Force re-execution of the whole pipeline

p.run(force=True)           # redo every stage regardless of existing outputs

Or just delete the entire work_dir/ and start fresh.

The work_dir layout

runs/my_experiment/
├── config.json                           dumped Config for audit
├── parsed/
│   ├── sentences.txt                     one lemmatized sentence per line,
│   │                                     NER masked, MWEs joined by underscore
│   └── sentence_ids.txt                  matching IDs shaped doc_id_sentN
├── cleaned/
│   └── sentences.txt                     stopwords and punctuation dropped
├── corpora/
│   ├── pass1.txt                         after gensim bigram Phrases
│   └── pass2.txt                         after bigram + trigram Phrases
├── models/
│   ├── w2v.mod                           trained Word2Vec (gensim format)
│   └── phrases_pass1.pkl / pass2.pkl     fitted Phrases models
└── outputs/
    ├── expanded_dict.csv                 per-dimension ranked word lists
    ├── scores_TF.csv                     document-level TF scores
    ├── scores_TFIDF.csv                  document-level TFIDF scores
    └── scores_WFIDF.csv                  document-level WFIDF scores

One sentence per file:

  • parsed/sentences.txt: Phase 1a output. Token streams for every sentence.
  • parsed/sentence_ids.txt: parallel file with doc_id_sentN IDs so scoring can reassemble documents.
  • cleaned/sentences.txt: Phase 1a output with stopwords, punctuation, and 1-letter tokens removed. Input to Phase 2.
  • corpora/pass{1,2}.txt: Phase 2 output from gensim Phrases. The file suffix matches Config.phrase_passes.
  • models/w2v.mod: trained Word2Vec model; load with gensim.models.Word2Vec.load.
  • outputs/expanded_dict.csv: the per-dimension dictionary after nearest- neighbor expansion.

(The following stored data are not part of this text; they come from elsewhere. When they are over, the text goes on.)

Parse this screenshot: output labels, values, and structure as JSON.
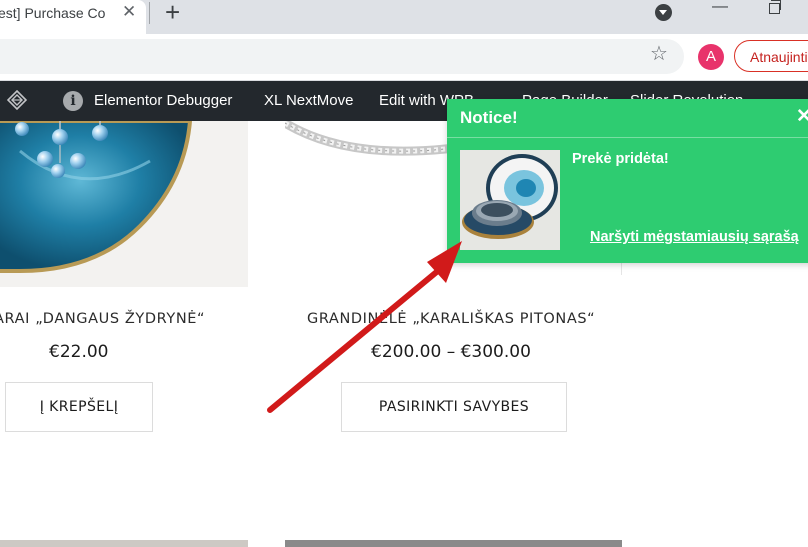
{
  "browser": {
    "tab_title": "est] Purchase Co",
    "tab_close": "✕",
    "new_tab": "+",
    "minimize": "—",
    "profile_initial": "A",
    "update_button": "Atnaujinti"
  },
  "admin_bar": {
    "items": [
      "Elementor Debugger",
      "XL NextMove",
      "Edit with WPB",
      "Page Builder",
      "Slider Revolution"
    ]
  },
  "products": [
    {
      "title": "ARAI „DANGAUS ŽYDRYNĖ“",
      "price": "€22.00",
      "button": "Į KREPŠELĮ"
    },
    {
      "title": "GRANDINĖLĖ „KARALIŠKAS PITONAS“",
      "price": "€200.00 – €300.00",
      "button": "PASIRINKTI SAVYBES"
    }
  ],
  "notice": {
    "title": "Notice!",
    "close": "✕",
    "message": "Prekė pridėta!",
    "link": "Naršyti mėgstamiausių sąrašą"
  },
  "colors": {
    "notice_bg": "#2ecc71",
    "admin_bar_bg": "#23282d",
    "arrow": "#d11a1a",
    "update_button_border": "#d93025"
  },
  "icons": [
    "close-icon",
    "plus-icon",
    "profile-dropdown-icon",
    "minimize-icon",
    "restore-icon",
    "star-icon",
    "avatar",
    "wp-logo-icon",
    "info-icon",
    "notice-close-icon",
    "annotation-arrow"
  ]
}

The CSV used on a rerun to skip re-expansion.
  • outputs/scores_{METHOD}.csv: one CSV per scoring method requested.

Which stage wrote what

Stage Reads Writes
parse texts, doc_ids parsed/sentences.txt, parsed/sentence_ids.txt
clean parsed/sentences.txt cleaned/sentences.txt
phrase cleaned/sentences.txt corpora/pass{1,2}.txt, models/phrases_pass{1,2}.pkl
train corpora/pass{N}.txt (or cleaned/sentences.txt) models/w2v.mod
expand_dictionary models/w2v.mod outputs/expanded_dict.csv
score corpora/pass{N}.txt (or cleaned/sentences.txt when use_gensim_phrases=False), parsed/sentence_ids.txt, expanded_dict.csv outputs/scores_{METHOD}.csv

Deleting a file forces that stage and all downstream stages to rerun.

Gotcha: config changes do not invalidate artifacts

The pipeline checks for file existence, not for "did the Config that produced this file match the current Config." If you change w2v_epochs from 20 to 40 and rerun, train will skip because w2v.mod exists. Delete the model file (or pass force=True to train or run) to pick up config changes.

The dumped config.json in work_dir/ is an audit trail, not a cache key.

Gotcha: partial writes

A crash during parse can leave parsed/sentences.txt truncated. The next run will see the partial file and try to reuse it, skipping the parse stage and producing silently-wrong downstream output. When in doubt after a hard crash, delete the suspect file and rerun.